A new study by the Norris Cotton Cancer Center finds that current constraints on advertising for alcohol products in movies that are viewed by adolescents are ineffective. The study analysed alcohol and tobacco portrayal in popular movies between 1996 and 2009. US tobacco placement became regulated by law and dropped significantly; alcohol placement was regulated by the industry itself and raised considerably.

Several studies indicate that movies influence smoking and drinking during adolescence: A 2012 Surgeon General’s report noted a causal relationship between the initiation of smoking in adolescents and depictions of smoking in movies. There are also studies concluding that children’s exposure to movie imagery of tobacco and alcohol is associated with early onset of drinking and alcohol abuse.

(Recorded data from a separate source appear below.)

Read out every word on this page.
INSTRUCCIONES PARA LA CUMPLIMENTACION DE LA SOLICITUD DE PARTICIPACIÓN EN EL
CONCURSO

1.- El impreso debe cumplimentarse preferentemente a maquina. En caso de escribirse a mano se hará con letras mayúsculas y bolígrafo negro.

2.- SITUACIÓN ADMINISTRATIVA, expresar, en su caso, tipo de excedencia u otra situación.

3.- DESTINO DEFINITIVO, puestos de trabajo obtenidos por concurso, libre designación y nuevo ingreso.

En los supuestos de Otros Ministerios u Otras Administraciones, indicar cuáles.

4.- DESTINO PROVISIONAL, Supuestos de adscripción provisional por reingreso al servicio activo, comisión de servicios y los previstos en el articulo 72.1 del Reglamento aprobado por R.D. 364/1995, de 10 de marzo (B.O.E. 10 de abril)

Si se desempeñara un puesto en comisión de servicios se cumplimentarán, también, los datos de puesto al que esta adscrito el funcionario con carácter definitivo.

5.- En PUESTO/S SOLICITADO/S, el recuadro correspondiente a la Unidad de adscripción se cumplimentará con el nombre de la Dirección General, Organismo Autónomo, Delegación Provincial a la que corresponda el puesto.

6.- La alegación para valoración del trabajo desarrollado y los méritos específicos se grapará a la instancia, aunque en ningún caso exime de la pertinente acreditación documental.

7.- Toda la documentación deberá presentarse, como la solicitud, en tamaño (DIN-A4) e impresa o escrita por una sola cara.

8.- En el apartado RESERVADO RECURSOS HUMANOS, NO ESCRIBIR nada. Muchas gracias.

A 1998 agreement, enforced by the State Attorneys General, resulted in dramatic declines in cigarette brand placements after 1999, and coincided with declines in youth tobacco use. Paid brand placement in movies in contrast is still a common marketing practice for the alcohol industry and their rules don’t adequately restrict placements to movies intended for adults.

“In order to be effective, constraints on advertising for products that harm adolescents should be externally developed and enforced,” said Dr. James Sargent, co-director of the Cancer Control Research Program at Norris Cotton Cancer Center and professor of Pediatrics at the Geisel School of Medicine at Dartmouth. Sargent went on to say, that historically, industry self-regulation in this area does not work.

The researchers argue that since evidence now supports the negative health consequences of smoking and drinking in films, the industry-regulated rating system should change. The researchers suggest that movies that depict drinking in contexts that could increase curiosity or acceptability of unsafe drinking should be rated R (Restricted – Under 17 Requires Accompanying Parent or Adult Guardian). For example, no movie with a youth rating should show alcohol brands, underage drinking, binge drinking, alcohol abuse, or drinking and driving.